The coiner of the BRICs acronym, Jim O’Neill, has made a point of arguing that the bloc is for now little more than a platform for political posturing, even with its expansion over the summer from 5 members to 9. (O’Neill advocates a revivification of the G20 instead.) There was certainly posturing at the most recent meeting of the group, now known in its expanded form as BRICS+. As host, Vladimir Putin did his best to use the event to rebut the idea that Western sanctions and political enmity, due to Russia’s invasion of Ukraine, mean that he is isolated. But most of the meetings and readouts were exceedingly practical, focused on currency issues and security. SIG’s view is that there is an inescapable political momentum behind de-centering the West and particularly the United States. This political trend is increasingly an economic one, as continuing US dominance of global financial institutions (IMF, World Bank) and American use of the dollar’s global indispensability for political purposes combine to alienate a large portion of world markets: the new BRICS+ dwarfs the industrialized G7 not just demographically but also in GDP terms. Even if it is not yet doing it very well, BRICS+ answers a genuine need.
The biggest BRICS+ news was the announcement by Xi and Modi that India and China had reached an agreement of sorts about their border dispute, which shredded India-China ties in 2020. Negotiations had been ongoing and will continue. It is not clear what the two leaders were really agreeing to. What was clear was that Modi and Xi wanted to use the BRICS+ venue to highlight their diplomacy and an easing of tensions. In that sense, BRICS+ proved its worth.
From the Russian perspective, the big push was for a set of policies with a single goal: freeing the global financial system from its vulnerability to US political pressure. These included alternative ways for setting grain prices, the increased use of national currencies to settle trade, and the use of digital currencies by national central banks. In the short term, as ING noted in an excellent paper, none of this is very plausible, but in the long term the use of digital means to depoliticize international transactions by de-centering the US dollar is highly likely.

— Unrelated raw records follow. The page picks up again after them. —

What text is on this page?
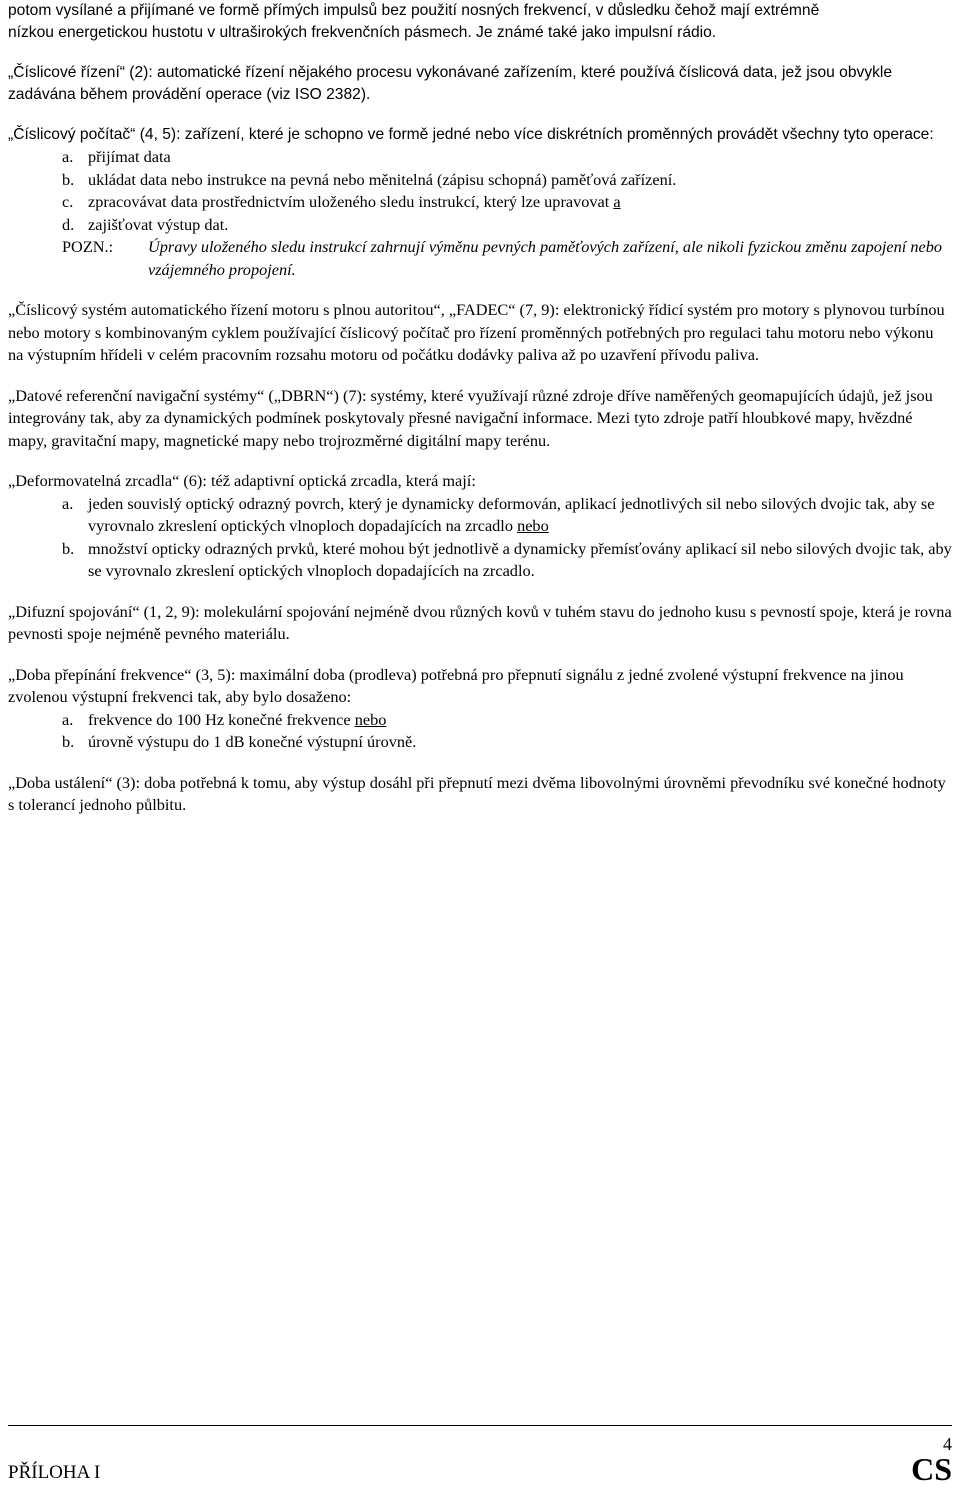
potom vysílané a přijímané ve formě přímých impulsů bez použití nosných frekvencí, v důsledku čehož mají extrémně
nízkou energetickou hustotu v ultraširokých frekvenčních pásmech. Je známé také jako impulsní rádio.
„Číslicové řízení“ (2): automatické řízení nějakého procesu vykonávané zařízením, které používá číslicová data, jež jsou obvykle zadávána během provádění operace (viz ISO 2382).
„Číslicový počítač“ (4, 5): zařízení, které je schopno ve formě jedné nebo více diskrétních proměnných provádět všechny tyto operace:
a. přijímat data
b. ukládat data nebo instrukce na pevná nebo měnitelná (zápisu schopná) paměťová zařízení.
c. zpracovávat data prostřednictvím uloženého sledu instrukcí, který lze upravovat a
d. zajišťovat výstup dat.
POZN.:	Úpravy uloženého sledu instrukcí zahrnují výměnu pevných paměťových zařízení, ale nikoli fyzickou změnu zapojení nebo vzájemného propojení.
„Číslicový systém automatického řízení motoru s plnou autoritou“, „FADEC“ (7, 9): elektronický řídicí systém pro motory s plynovou turbínou nebo motory s kombinovaným cyklem používající číslicový počítač pro řízení proměnných potřebných pro regulaci tahu motoru nebo výkonu na výstupním hřídeli v celém pracovním rozsahu motoru od počátku dodávky paliva až po uzavření přívodu paliva.
„Datové referenční navigační systémy“ („DBRN“) (7): systémy, které využívají různé zdroje dříve naměřených geomapujících údajů, jež jsou integrovány tak, aby za dynamických podmínek poskytovaly přesné navigační informace. Mezi tyto zdroje patří hloubkové mapy, hvězdné mapy, gravitační mapy, magnetické mapy nebo trojrozměrné digitální mapy terénu.
„Deformovatelná zrcadla“ (6): též adaptivní optická zrcadla, která mají:
a. jeden souvislý optický odrazný povrch, který je dynamicky deformován, aplikací jednotlivých sil nebo silových dvojic tak, aby se vyrovnalo zkreslení optických vlnoploch dopadajících na zrcadlo nebo
b. množství opticky odrazných prvků, které mohou být jednotlivě a dynamicky přemísťovány aplikací sil nebo silových dvojic tak, aby se vyrovnalo zkreslení optických vlnoploch dopadajících na zrcadlo.
„Difuzní spojování“ (1, 2, 9): molekulární spojování nejméně dvou různých kovů v tuhém stavu do jednoho kusu s pevností spoje, která je rovna pevnosti spoje nejméně pevného materiálu.
„Doba přepínání frekvence“ (3, 5): maximální doba (prodleva) potřebná pro přepnutí signálu z jedné zvolené výstupní frekvence na jinou zvolenou výstupní frekvenci tak, aby bylo dosaženo:
a. frekvence do 100 Hz konečné frekvence nebo
b. úrovně výstupu do 1 dB konečné výstupní úrovně.
„Doba ustálení“ (3): doba potřebná k tomu, aby výstup dosáhl při přepnutí mezi dvěma libovolnými úrovněmi převodníku své konečné hodnoty s tolerancí jednoho půlbitu.
4
PŘÍLOHA I	CS
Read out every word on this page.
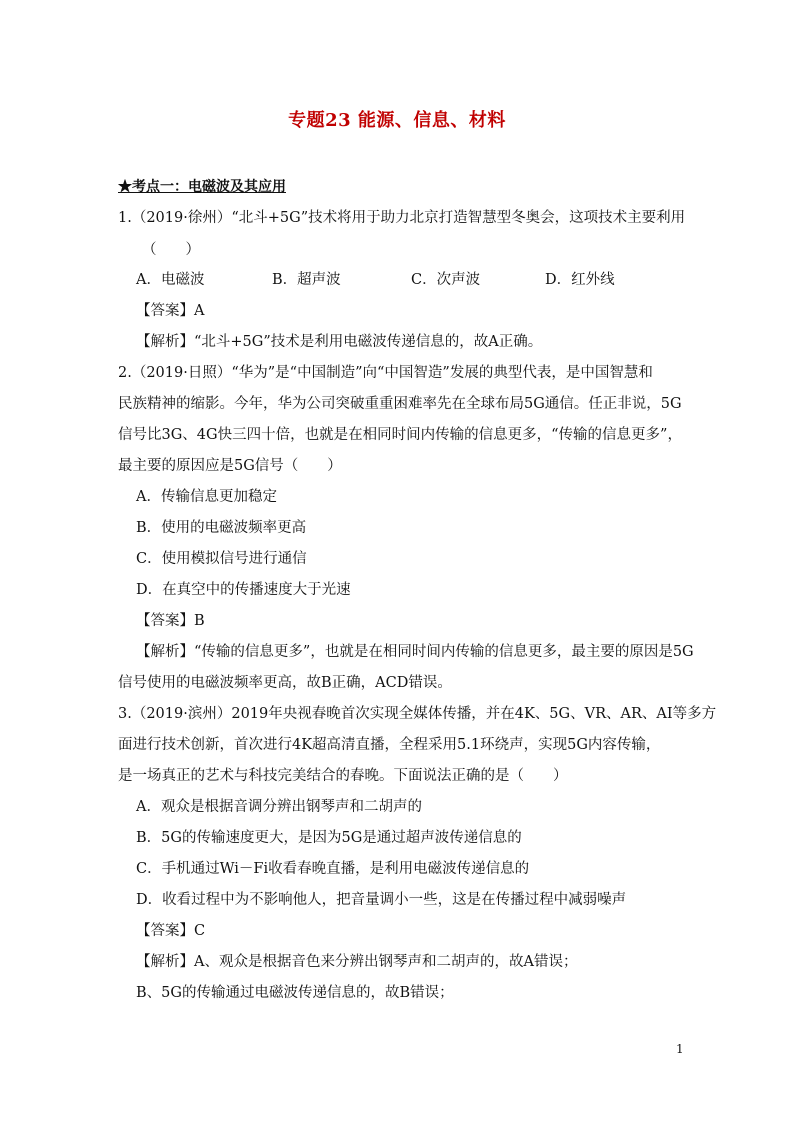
专题23 能源、信息、材料
★考点一：电磁波及其应用
1.（2019·徐州）“北斗+5G”技术将用于助力北京打造智慧型冬奥会，这项技术主要利用
（　　）
A．电磁波	B．超声波	C．次声波	D．红外线
【答案】A
【解析】“北斗+5G”技术是利用电磁波传递信息的，故A正确。
2.（2019·日照）“华为”是“中国制造”向“中国智造”发展的典型代表，是中国智慧和
民族精神的缩影。今年，华为公司突破重重困难率先在全球布局5G通信。任正非说，5G
信号比3G、4G快三四十倍，也就是在相同时间内传输的信息更多，“传输的信息更多”，
最主要的原因应是5G信号（　　）
A．传输信息更加稳定
B．使用的电磁波频率更高
C．使用模拟信号进行通信
D．在真空中的传播速度大于光速
【答案】B
【解析】“传输的信息更多”，也就是在相同时间内传输的信息更多，最主要的原因是5G
信号使用的电磁波频率更高，故B正确，ACD错误。
3.（2019·滨州）2019年央视春晚首次实现全媒体传播，并在4K、5G、VR、AR、AI等多方
面进行技术创新，首次进行4K超高清直播，全程采用5.1环绕声，实现5G内容传输，
是一场真正的艺术与科技完美结合的春晚。下面说法正确的是（　　）
A．观众是根据音调分辨出钢琴声和二胡声的
B．5G的传输速度更大，是因为5G是通过超声波传递信息的
C．手机通过Wi－Fi收看春晚直播，是利用电磁波传递信息的
D．收看过程中为不影响他人，把音量调小一些，这是在传播过程中减弱噪声
【答案】C
【解析】A、观众是根据音色来分辨出钢琴声和二胡声的，故A错误；
B、5G的传输通过电磁波传递信息的，故B错误；
1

What BRICS+ showed was that such a de-centering would itself happen along political lines. The goal is not to “displace” the dollar but to escape its political hold — for political reasons. It is not a neat business. Western sanctions against Russia have led to the sinification of Russian finance. Chinese payments for Russian resources, for example, are often in Chinese currency and parked in Chinese banks, which, with state support, are using Russian events as an opportunity for an experiment in financial innovation. Even Putin does not want Russia to become a ward of China, but sanctions have made that unavoidable. China, for its part, is not about to share any control over its own accounts. “De-dollarization,” in other words, means different things to different states, but they mostly come back to wanting to preserve financial sovereignty, not to share it with some alternative entity that is not the US government.
Meanwhile, Donald Trump in his campaigning has caused near panic in Europe. His comparison of Europe to China is extraordinary. When combined with his and his team’s views on Ukraine — which amount to cutting a deal and insisting Europe do as much of the work as possible — Trump’s tariff threats begin to appear as part of a larger move to split the West. There is no indication at all that this is a deliberate choice, but it is likely to be a real effect. At that point BRICS+ will not look so eccentric.